Monday, October 21, 2013
What happens when a neighbors tree limb or tree falls on my car or on my home? I can help!
What happens when a neighbors tree limb or tree falls on my car or on my home? Well, I have the answer. I get this question all the time from all over Texas so here is how your insurance would apply as well as liability.
If a neighbors tree or tree limb falls on your car, or home, it would be "your" insurance that takes care of the damage, minus your deductible. Even though the limb is from a tree that belongs to your neighbor, and you feel that your neighbor was negligent in some way by not trimming the limb, you would need proof that the neighbor knew the tree was dead or diseased, and proof that you had asked the neighbor to trim the limb on several occasions by copies of certified letters sent to them and/or photos of the tree/limb. This will not guarantee that your neighbors insurance company would pay for the damages to your auto or home, nor would it guarantee that a court would find your neighbor negligent, but it would be the only course of action you could attempt to get your damages paid for by our neighbor or your neighbor's insurance short of small claims court.

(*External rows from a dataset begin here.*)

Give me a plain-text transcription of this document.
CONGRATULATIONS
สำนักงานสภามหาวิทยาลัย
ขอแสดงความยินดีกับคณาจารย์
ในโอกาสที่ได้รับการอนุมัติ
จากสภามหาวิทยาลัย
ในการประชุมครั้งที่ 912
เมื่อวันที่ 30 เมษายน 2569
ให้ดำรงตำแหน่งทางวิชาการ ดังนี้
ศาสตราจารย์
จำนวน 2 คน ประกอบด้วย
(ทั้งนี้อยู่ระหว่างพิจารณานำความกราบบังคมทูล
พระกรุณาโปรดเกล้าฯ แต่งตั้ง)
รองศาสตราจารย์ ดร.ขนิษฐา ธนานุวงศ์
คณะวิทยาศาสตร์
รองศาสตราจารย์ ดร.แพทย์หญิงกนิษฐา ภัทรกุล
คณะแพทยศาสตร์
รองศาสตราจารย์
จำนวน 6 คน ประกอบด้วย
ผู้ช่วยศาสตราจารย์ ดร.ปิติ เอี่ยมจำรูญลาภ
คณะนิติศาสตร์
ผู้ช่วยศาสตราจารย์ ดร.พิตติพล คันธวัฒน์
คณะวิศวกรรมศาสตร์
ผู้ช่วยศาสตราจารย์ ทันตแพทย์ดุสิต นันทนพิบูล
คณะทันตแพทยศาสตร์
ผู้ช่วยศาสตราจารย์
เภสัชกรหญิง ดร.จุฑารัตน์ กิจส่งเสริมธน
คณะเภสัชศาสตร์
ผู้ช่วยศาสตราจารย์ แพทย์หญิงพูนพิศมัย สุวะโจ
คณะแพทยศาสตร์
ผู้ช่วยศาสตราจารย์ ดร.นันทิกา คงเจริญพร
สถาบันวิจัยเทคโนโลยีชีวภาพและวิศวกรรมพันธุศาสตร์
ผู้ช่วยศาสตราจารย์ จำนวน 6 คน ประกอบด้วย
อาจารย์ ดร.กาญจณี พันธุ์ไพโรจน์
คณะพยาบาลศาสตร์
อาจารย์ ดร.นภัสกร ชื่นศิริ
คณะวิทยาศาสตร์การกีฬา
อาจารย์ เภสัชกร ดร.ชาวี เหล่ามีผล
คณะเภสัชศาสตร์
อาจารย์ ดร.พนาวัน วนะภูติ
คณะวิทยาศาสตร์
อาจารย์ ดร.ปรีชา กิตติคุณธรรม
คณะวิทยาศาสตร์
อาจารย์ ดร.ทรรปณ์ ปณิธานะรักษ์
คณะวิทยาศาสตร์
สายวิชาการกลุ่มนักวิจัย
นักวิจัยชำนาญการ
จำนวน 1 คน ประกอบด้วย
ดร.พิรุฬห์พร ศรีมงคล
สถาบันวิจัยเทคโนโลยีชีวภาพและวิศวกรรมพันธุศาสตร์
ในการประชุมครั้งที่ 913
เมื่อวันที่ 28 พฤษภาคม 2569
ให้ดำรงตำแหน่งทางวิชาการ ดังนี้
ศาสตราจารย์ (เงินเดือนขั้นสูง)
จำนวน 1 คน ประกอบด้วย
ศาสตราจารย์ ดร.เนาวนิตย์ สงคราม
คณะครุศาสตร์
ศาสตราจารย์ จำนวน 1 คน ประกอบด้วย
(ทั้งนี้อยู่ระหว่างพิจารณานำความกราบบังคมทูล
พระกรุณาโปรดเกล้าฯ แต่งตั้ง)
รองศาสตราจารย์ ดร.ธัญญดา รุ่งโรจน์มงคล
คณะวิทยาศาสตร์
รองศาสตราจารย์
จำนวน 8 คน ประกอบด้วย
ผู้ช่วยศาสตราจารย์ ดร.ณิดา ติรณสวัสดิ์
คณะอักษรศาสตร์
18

If the limb falls on your car and causes damages to your car (or your windshield only), your comprehensive (other than collision) would be the coverage on your auto policy that would apply (if you have the coverage). You may want to consider the cost of the repairs compared to your comprehensive deductible because your deductible may be more than the cost of the repairs. If this is the case, you want to reconsider placing a claim to ensure the claim would not affect your rates. If you don't have comprehensive coverage on your policy, the damages would be paid for out of your own pocket.
If your neighbors tree or tree limb falls on your home, your home insurance policy would cover this damage, minus your deductible. You may want to compare your homeowners deductible to an estimate of repairs before you place a claim as the cost of repairs may below your deductible. If you don't need to place a claim, then don't to ensure the claim would not affect your rates. However, as in the example of a tree or tree limb falling on your car, you would need proof that your neighbor knew the tree was dead or diseased and you had copies of certified letters showing you had requested the neighbor to remove the risk to your property. Again, this won't guarantee you coverage by their insurance but would be the only avenue you could take.
Consider asking your neighbor to share the cost of cutting down the limb or even paying for it by yourself. It might be cheaper than an insurance deductible. I have a neighbor who had a pine tree limb hanging over my driveway and he gladly allowed me to pay to have it trimmed.